Seth Rogen’s boisterous brand of self-deprecation tends to dictate the tone of the many raunchy studio comedies he’s appeared in over the last decade, but Long Shot finally provides a co-star who can match that dopey charm. In director Jonathan Levine’s frisky romantic comedy, Charlize Theron’s workaholic Secretary of State emanates power and intimidation with her every move, putting Rogen’s overbearing journalist-turned-speechwriter in his place even as they fall in love; through the process, she injects this formulaic movie with a fresh bite.
Fred Flarsky (Rogen) is an acclaimed journalist who has just quit his job after the publication he worked for is purchased by a detestable mogul named Parker Wembley (Andy Serkis). Charlotte Field (Theron) is the Secretary of State who is angling to run for President after the current President (Bob Odenkirk), an actor who played the President on TV and managed to get elected for the real job, decides he doesn’t want to run for a second term. Charlotte babysat for Fred when they were kids, and they run into each other again at a Boyz II Men performance. Charlotte needs a speechwriter who can make her sound funnier, and Fred needs a job. As the two work together, a chemistry builds and sparks begin to fly. But they’re then forced to confront their own baggage as they become romantically intertwined.
Seth Rogen & Charlize Theron in Long Shot
The romantic comedy is an inherently fantastical genre, complete with timed meet-cutes, witty banner, clear obstacles and happy endings. As many might know, real relationships are far more tumultuous and complex, but we like watching them distilled on screen so we can get to the good parts and disregard the messy realities. In that way, Jonathan Levine’s movie is a pitch perfect rom-com in the mold of the classics like Pretty Woman and The American President but with that added element of raunchiness and distain you’d find in a typical Seth Rogen vehicle.

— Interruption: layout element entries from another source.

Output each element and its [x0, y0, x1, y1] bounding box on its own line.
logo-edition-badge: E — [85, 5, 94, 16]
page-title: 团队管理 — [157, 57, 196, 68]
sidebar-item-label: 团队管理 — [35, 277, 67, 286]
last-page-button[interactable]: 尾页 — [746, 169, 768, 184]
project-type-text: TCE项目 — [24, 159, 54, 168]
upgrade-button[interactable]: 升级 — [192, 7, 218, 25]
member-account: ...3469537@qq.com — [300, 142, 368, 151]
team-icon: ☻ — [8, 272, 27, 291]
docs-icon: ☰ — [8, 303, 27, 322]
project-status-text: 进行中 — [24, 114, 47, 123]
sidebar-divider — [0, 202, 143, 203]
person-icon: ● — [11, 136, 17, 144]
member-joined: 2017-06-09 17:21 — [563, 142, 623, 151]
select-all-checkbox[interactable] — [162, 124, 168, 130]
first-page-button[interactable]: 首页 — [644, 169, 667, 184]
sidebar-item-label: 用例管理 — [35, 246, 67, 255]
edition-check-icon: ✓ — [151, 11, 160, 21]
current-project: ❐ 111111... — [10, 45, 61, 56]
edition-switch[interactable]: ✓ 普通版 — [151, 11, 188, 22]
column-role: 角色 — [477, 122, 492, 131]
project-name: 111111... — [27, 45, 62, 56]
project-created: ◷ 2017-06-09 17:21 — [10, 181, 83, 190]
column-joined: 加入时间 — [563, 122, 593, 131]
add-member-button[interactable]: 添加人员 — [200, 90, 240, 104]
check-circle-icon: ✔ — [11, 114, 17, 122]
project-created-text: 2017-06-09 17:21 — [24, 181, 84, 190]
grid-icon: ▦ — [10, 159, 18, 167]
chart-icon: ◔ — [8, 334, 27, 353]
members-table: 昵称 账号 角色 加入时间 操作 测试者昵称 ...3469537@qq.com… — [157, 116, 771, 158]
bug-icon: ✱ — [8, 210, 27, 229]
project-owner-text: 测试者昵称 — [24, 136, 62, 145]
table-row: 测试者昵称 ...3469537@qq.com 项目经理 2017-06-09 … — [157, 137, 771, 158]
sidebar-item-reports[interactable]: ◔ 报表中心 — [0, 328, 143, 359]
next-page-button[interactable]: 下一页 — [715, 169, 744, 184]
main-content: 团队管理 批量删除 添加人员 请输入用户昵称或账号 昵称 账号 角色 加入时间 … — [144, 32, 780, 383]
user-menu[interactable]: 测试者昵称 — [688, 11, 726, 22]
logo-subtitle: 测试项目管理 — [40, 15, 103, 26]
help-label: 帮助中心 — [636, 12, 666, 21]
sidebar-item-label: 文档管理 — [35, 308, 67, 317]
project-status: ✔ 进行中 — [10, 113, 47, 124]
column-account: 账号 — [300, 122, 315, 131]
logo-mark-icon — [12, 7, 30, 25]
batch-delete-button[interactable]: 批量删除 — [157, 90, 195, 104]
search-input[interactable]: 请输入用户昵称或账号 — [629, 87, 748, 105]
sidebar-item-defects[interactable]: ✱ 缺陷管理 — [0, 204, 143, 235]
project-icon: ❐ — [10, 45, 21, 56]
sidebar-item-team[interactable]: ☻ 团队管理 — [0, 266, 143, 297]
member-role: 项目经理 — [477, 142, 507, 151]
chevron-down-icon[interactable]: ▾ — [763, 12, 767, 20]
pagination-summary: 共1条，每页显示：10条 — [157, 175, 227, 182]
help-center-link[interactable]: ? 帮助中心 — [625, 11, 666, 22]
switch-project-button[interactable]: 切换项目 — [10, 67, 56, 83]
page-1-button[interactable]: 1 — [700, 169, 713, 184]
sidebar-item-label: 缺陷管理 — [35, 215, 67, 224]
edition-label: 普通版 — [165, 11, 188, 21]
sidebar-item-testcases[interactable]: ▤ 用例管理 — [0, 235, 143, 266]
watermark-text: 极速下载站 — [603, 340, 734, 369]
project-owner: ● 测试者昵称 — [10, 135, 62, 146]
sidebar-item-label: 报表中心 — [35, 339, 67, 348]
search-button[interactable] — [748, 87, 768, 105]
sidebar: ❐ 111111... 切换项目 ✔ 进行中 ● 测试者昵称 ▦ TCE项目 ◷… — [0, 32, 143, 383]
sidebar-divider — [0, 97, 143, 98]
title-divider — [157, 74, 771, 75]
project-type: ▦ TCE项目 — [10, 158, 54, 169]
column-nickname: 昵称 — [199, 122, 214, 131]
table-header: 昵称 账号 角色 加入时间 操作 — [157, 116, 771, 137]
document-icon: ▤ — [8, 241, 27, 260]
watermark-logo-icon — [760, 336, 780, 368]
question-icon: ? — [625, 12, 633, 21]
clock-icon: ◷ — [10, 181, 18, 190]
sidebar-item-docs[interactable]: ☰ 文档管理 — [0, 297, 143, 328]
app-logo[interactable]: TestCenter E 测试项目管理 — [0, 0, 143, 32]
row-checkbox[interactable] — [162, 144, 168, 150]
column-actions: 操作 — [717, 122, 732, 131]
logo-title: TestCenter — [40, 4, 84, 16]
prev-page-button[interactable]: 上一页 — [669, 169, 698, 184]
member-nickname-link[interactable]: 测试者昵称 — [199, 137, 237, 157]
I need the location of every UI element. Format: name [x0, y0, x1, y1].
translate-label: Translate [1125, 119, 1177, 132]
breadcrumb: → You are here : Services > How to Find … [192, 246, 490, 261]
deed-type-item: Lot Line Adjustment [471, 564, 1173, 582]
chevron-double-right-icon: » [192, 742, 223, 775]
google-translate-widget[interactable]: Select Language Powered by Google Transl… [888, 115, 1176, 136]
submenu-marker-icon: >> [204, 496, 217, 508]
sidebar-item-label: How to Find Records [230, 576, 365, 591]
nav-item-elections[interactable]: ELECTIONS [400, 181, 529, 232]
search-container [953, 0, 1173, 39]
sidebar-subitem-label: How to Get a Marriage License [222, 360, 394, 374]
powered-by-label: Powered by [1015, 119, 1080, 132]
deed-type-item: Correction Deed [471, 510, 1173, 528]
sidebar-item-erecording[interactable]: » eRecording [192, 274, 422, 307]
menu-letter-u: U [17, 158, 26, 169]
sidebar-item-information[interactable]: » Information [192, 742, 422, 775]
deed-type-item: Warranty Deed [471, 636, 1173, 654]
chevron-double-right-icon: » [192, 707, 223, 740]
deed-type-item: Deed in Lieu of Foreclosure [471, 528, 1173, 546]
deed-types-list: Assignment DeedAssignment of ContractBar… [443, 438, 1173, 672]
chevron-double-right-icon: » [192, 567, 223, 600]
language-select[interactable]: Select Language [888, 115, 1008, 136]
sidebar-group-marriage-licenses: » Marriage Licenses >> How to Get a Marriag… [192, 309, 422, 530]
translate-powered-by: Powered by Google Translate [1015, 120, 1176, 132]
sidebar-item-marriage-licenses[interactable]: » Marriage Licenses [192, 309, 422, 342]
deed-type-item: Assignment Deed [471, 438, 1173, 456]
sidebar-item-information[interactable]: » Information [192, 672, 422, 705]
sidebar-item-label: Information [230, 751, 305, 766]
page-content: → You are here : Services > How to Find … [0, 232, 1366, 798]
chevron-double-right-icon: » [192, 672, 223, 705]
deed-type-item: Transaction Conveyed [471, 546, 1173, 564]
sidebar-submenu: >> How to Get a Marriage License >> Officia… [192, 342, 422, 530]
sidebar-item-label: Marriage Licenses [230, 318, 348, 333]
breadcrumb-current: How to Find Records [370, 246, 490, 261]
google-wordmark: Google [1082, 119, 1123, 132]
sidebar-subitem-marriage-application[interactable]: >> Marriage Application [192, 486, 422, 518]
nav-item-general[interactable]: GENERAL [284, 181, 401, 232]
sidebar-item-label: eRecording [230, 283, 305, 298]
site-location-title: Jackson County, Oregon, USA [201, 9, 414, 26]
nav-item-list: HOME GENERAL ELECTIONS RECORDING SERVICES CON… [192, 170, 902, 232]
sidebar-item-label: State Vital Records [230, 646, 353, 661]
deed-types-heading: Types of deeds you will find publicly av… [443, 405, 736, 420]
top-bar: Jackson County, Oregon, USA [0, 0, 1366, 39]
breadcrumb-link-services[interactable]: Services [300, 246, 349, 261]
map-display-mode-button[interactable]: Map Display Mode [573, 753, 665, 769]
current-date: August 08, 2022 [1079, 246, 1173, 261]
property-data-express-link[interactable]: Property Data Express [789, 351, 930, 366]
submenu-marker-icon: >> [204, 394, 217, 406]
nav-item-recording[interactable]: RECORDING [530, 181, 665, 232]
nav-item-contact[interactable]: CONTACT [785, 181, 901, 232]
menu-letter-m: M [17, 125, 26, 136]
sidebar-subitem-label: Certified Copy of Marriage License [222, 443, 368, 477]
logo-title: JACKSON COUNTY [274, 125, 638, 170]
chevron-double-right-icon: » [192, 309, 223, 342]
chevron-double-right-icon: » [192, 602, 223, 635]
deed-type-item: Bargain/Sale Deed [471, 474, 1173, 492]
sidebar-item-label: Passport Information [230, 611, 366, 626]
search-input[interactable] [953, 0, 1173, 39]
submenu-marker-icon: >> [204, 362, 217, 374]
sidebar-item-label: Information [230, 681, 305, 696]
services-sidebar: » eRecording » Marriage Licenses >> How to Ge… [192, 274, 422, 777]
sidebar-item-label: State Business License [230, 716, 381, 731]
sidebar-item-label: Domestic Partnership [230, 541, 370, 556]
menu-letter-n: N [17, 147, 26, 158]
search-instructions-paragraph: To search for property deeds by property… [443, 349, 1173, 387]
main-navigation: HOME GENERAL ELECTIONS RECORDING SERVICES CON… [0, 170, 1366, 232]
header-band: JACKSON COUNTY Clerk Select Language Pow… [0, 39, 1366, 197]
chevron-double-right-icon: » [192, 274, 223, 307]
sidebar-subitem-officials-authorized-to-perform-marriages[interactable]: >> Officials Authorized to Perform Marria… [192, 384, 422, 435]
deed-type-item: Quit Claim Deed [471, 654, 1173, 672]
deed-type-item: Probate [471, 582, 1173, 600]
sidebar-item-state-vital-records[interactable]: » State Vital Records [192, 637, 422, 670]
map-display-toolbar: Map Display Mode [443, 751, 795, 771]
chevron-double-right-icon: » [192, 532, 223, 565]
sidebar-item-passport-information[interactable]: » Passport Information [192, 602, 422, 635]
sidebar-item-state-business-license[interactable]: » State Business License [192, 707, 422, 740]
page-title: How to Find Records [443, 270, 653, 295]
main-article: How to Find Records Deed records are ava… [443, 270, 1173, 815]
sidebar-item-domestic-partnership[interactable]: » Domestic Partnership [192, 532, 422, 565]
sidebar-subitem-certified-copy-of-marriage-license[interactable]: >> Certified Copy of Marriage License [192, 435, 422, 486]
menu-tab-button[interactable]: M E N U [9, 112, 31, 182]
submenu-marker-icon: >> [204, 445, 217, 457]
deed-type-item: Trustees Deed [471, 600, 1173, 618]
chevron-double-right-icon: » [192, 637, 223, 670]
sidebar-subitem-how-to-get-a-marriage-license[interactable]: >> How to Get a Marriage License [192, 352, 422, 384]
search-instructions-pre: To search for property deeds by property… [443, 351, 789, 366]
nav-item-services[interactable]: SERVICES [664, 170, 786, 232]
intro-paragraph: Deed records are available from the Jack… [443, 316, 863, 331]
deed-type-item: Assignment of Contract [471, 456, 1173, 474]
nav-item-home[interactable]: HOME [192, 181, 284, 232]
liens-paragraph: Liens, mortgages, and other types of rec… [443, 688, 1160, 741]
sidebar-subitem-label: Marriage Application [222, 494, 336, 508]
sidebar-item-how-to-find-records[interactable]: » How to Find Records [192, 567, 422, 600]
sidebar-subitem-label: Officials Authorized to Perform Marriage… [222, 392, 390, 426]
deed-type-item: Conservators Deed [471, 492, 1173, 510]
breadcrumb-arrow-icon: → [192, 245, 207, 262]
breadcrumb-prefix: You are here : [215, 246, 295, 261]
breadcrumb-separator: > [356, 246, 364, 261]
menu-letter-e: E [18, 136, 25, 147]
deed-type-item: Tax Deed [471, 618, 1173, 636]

The film is sweet and funny, and while the premise itself might strain to gullibility, it’s easy to look over when the movie is so delightful.
The true symbiotic relationship of Long Shot involves with its screenplay, which stems from an original story by The Interview writer Dan Sterling and has been punched up by co-writer Liz Hannah, a veteran in writing political intrigue with The Post. They both balance the political satire and romantic comedy elements of Long Shot very well. But’s it when the movie itself begins to make that transition of the two genres where the sprawling plot struggles to reconcile its disparate tones. But Rogen and Theron work overtime to make for a convincing odd couple, displaying their fantastic chemistry with one another. There’s no doubting that the genuine bond between these characters transcends the expectations thrust on top of them.
Long Shot owes a lot to Rogen and Theron, but especially Theron who continues to have the kind of rare screen presence, that’s at once intimate and superhuman, that can bend even the most rigid-seeming genre to its will. Only those who once doubted her abilities as a serious dramatic performer or an action star (or both, in the case of Mad Max: Fury Road) will be surprised by the adeptness of her physical comedy or liveliness that’s carried in her line readings. Rogen may tumble down a staircase beautifully, but his co-star has the tougher task of steering Charlotte through an international hostage crisis while she’s high out of her mind. Theron never oversells the routine; she hits just the right notes of the loopy whispers and lets the confetti in her hair do the rest.
Long Shot has decent ideas about the absurd optics involved in fostering a convincing political image, but even the more inspired moments of the movie carry the burden of material that has been done in a sharper manner before. While Long Shot isn’t going to change the rom-com genre, it still takes its delightful couple and turns them into a sharp vessel for exploring America’s current fractured times. Long Shot may be overlong and a little rough around the edges, but its imperfections speak to an endearing knack for the messiness of the current day.